Construction employment increased in 248 out of 358 metro areas between January 2017 and January 2018.
Construction employment increased in 248 out of 358 metro areas between January 2017 and January 2018, declined in 68 and stagnated in 42, according to a new analysis of federal employment data released today by the Associated General Contractors of America. Association officials said that future construction job gains could be undermined, however, as new tariffs force contractors to pay more for steel and aluminum products and dampen demand for new construction.
"The new tariffs are already leading to increases in what many contractors are paying for steel and aluminum products," said Ken Simonson, the association's chief economist. "Most contractors will be unable to pass along these increased costs, leaving less money to invest, ironically, in steel construction equipment as well as personnel."
Riverside-San Bernardino-Ontario, Calif. added the most construction jobs during the past year (10,600 jobs, 12 percent), followed by Phoenix-Mesa-Scottsdale, Ariz. (9,900 jobs, 9 percent); Houston-The Woodlands-Sugar Land, Texas (9,200 jobs, 4 percent); Los Angeles-Long Beach-Glendale, Calif. (9,000 jobs, 7 percent) and Sacramento--Roseville--Arden-Arcade, Calif. (8,400 jobs, 16 percent). The largest percentage gains occurred in the Merced, Calif. metro area (38 percent, 800 jobs) followed by Lawrence-Methuen Town-Salem, Mass.-N.H. (26 percent, 700 jobs); Midland, Texas (24 percent, 5,900 jobs) and Greeley, Colo. (23 percent, 3,500 jobs).

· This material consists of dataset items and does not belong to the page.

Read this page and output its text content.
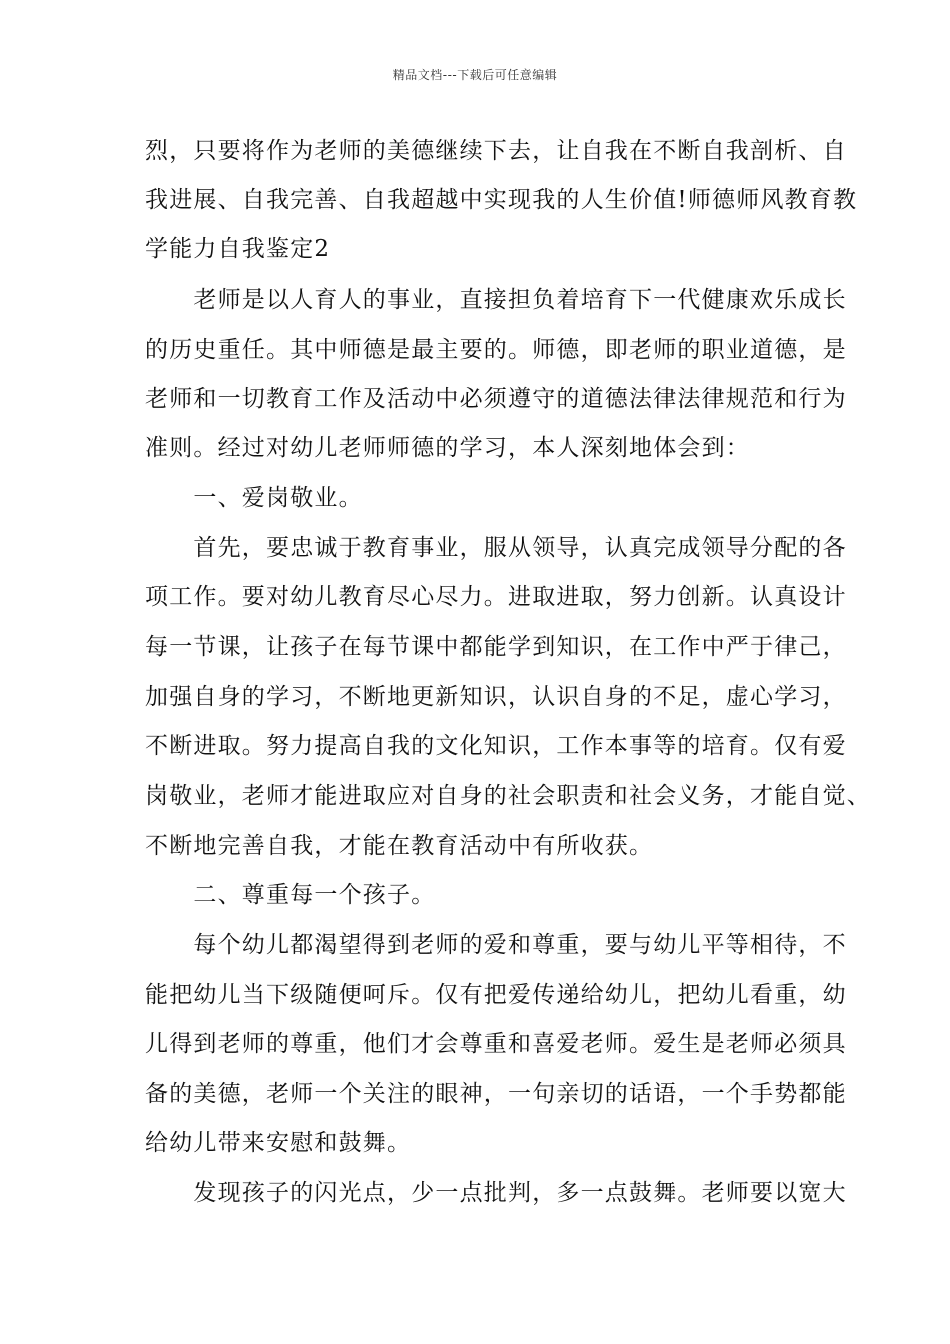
精品文档---下载后可任意编辑
烈，只要将作为老师的美德继续下去，让自我在不断自我剖析、自
我进展、自我完善、自我超越中实现我的人生价值!师德师风教育教
学能力自我鉴定2
　　老师是以人育人的事业，直接担负着培育下一代健康欢乐成长
的历史重任。其中师德是最主要的。师德，即老师的职业道德，是
老师和一切教育工作及活动中必须遵守的道德法律法律规范和行为
准则。经过对幼儿老师师德的学习，本人深刻地体会到：
　　一、爱岗敬业。
　　首先，要忠诚于教育事业，服从领导，认真完成领导分配的各
项工作。要对幼儿教育尽心尽力。进取进取，努力创新。认真设计
每一节课，让孩子在每节课中都能学到知识，在工作中严于律己，
加强自身的学习，不断地更新知识，认识自身的不足，虚心学习，
不断进取。努力提高自我的文化知识，工作本事等的培育。仅有爱
岗敬业，老师才能进取应对自身的社会职责和社会义务，才能自觉、
不断地完善自我，才能在教育活动中有所收获。
　　二、尊重每一个孩子。
　　每个幼儿都渴望得到老师的爱和尊重，要与幼儿平等相待，不
能把幼儿当下级随便呵斥。仅有把爱传递给幼儿，把幼儿看重，幼
儿得到老师的尊重，他们才会尊重和喜爱老师。爱生是老师必须具
备的美德，老师一个关注的眼神，一句亲切的话语，一个手势都能
给幼儿带来安慰和鼓舞。
　　发现孩子的闪光点，少一点批判，多一点鼓舞。老师要以宽大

The largest job losses from January 2017 to January 2018 were in Baton Rouge, La. (-6,600 jobs, -13 percent), followed by St. Louis, Mo.-Ill. (-3,300 jobs, -5 percent); Montgomery County-Bucks County-Chester County, Pa. (-2,600 jobs, -5 percent); Columbia, S.C. (-2,500 jobs, -12 percent) and Camden, N.J. (-1,700 jobs, -8 percent). The largest percentage decreases for the year were in Auburn-Opelika, Ala. (-32 percent, -1,200 jobs) followed by Monroe, Mich. (-16 percent, -300 jobs); Baton Rouge and Columbia, S.C.
Association officials said that a better way to support the domestic steel and aluminum industries is to increase funding for needed infrastructure improvements. They cautioned that the tariffs announcement by the President last week would not only increase the cost of many construction projects, but it could prompt retaliatory measures from other countries that hurt U.S. manufacturers and shippers, impacting demand for new factories and transportation facilities.
"Boosting demand for their products is a much better way to strengthen the domestic steel and aluminum industries," said Stephen E. Sandherr, the association's chief executive officer. "And the best way to boost demand is to finally begin making the investments needed to improve the nation's aging and over-burdened infrastructure."